L’approche plus durable de la plateforme séduit en effet de nombreux utilisateurs. Les témoignages de quelques connaissances le confirment : la plateforme Vinted est attrayante grâce à ses prix plus bas et à la possibilité qu’elle offre de donner une nouvelle vie à des vêtements et autres objets. « Grâce à sa notoriété, Vinted a rendu les vêtements de seconde main plus accessibles et plus populaires », explique Jasmien Wynants, experte en mode durable. « Ce changement d’état d’esprit est particulièrement positif, car il permet de prolonger la durée de vie d’un vêtement et contribue à réduire les déchets. » Mais il y a un « mais », et pas des moindres. « Vous ne réduisez cette montagne de déchets que si l’achat d’occasion remplace un article neuf. C’est la condition incontournable pour réduire également les émissions de CO2liées à la production d’un nouveau vêtement. »
« Il s’agit en fait simplement de réduire la consommation globale et d’acheter de manière plus responsable » Jasmien Wynants
Consommer plus
Les effets positifs sont amplifiés si vous portez les articles plus longtemps et si vous ne les revendez pas ou peu de temps après. Et c’est là que le bât blesse, car comme beaucoup de boutiques en ligne, Vinted conduit souvent à de mauvais achats. « Le plus grand piège, c’est que Vinted ouvre la porte à une plus grande consommation », explique Eline Reynders, blogueuse spécialisée dans le développement durable, « mais l’application occulte cela par l’idée que vous achetez d’occasion et que vous faites donc une bonne action ». En effet, cette application conviviale permet de faire défiler les articles à l’infini.

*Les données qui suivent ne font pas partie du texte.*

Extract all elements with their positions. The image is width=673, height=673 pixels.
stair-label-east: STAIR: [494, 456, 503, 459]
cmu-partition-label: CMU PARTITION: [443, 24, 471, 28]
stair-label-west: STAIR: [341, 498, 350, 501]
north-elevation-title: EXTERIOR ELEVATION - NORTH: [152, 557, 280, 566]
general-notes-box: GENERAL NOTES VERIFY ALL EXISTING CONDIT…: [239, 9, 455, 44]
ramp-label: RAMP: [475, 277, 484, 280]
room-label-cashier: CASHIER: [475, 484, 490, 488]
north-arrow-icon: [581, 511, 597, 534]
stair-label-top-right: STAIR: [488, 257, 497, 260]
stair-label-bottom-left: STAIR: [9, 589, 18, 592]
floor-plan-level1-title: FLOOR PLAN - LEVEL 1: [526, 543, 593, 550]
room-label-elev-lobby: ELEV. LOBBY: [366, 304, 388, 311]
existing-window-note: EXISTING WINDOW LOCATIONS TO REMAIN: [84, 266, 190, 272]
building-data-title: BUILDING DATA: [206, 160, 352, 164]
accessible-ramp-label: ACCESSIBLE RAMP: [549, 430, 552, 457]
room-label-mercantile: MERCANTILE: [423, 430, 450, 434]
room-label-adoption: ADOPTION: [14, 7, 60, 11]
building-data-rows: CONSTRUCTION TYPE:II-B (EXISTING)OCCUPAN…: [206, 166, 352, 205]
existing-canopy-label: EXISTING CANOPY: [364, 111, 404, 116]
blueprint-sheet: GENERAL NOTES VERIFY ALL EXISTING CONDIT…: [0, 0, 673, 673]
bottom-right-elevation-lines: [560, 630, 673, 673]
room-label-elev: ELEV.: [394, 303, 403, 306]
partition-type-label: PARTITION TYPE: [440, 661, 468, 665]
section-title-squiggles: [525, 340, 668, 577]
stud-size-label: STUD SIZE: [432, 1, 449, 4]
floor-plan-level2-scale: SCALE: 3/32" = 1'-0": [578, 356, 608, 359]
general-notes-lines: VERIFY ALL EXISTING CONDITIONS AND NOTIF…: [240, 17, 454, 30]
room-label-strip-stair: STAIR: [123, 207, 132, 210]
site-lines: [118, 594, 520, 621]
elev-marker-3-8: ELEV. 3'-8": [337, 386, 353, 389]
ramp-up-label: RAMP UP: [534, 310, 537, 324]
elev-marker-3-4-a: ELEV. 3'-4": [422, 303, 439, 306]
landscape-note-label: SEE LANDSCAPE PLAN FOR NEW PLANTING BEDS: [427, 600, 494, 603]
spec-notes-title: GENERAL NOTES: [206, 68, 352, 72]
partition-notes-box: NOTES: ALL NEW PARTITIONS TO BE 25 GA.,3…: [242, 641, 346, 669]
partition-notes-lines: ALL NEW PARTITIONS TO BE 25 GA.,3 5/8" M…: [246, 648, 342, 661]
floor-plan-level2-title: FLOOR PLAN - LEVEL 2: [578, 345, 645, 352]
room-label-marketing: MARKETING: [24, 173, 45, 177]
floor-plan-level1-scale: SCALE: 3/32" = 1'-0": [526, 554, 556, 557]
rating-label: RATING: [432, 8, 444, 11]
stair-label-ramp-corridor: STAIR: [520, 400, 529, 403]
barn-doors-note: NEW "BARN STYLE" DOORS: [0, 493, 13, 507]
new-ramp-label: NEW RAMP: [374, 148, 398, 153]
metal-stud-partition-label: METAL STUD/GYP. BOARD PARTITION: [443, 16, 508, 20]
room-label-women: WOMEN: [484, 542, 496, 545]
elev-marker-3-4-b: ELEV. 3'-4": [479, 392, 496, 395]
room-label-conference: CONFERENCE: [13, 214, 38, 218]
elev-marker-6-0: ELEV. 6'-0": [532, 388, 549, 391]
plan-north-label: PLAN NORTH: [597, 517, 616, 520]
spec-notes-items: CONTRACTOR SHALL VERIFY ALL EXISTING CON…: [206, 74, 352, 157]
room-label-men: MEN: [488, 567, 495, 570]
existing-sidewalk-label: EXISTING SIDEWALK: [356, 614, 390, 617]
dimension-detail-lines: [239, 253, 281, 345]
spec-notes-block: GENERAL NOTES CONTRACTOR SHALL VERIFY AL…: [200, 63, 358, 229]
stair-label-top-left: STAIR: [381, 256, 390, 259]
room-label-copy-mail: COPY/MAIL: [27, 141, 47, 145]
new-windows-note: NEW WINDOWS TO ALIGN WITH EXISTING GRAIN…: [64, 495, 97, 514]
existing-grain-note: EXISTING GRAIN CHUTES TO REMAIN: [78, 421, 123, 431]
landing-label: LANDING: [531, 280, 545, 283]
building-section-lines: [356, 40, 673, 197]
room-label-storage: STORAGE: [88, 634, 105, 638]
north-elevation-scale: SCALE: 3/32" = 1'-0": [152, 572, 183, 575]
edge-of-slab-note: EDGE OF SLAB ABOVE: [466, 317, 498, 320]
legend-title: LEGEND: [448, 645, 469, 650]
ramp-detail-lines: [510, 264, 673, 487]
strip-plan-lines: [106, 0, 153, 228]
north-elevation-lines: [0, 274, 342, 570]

Ce n’est d’ailleurs pas un hasard si l’app Vinted est née d’une addiction au shopping. Milda Mitkute, cofondatrice de l’application, manquait d’espace pour stocker tous ses achats. Justas Janauskas, ingénieur en informatique, a donc créé un site web lui permettant de vendre ses vêtements. « Se mettre en mode fast fashion – considérer les vêtements comme un produit jetable – pour les vêtements de seconde main n’a bien entendu aucun sens ! », affirme Jasmien Wynants. « Vu les prix bas pratiqués sur Vinted, le risque d’achats impulsifs existe bel et bien. Certains se rassurent peut-être en se disant qu’ils font un achat d’occasion ; or en achetant quelque chose dont vous n’avez pas besoin ou que vous ne porterez pas, vous ne posez pas un acte durable. »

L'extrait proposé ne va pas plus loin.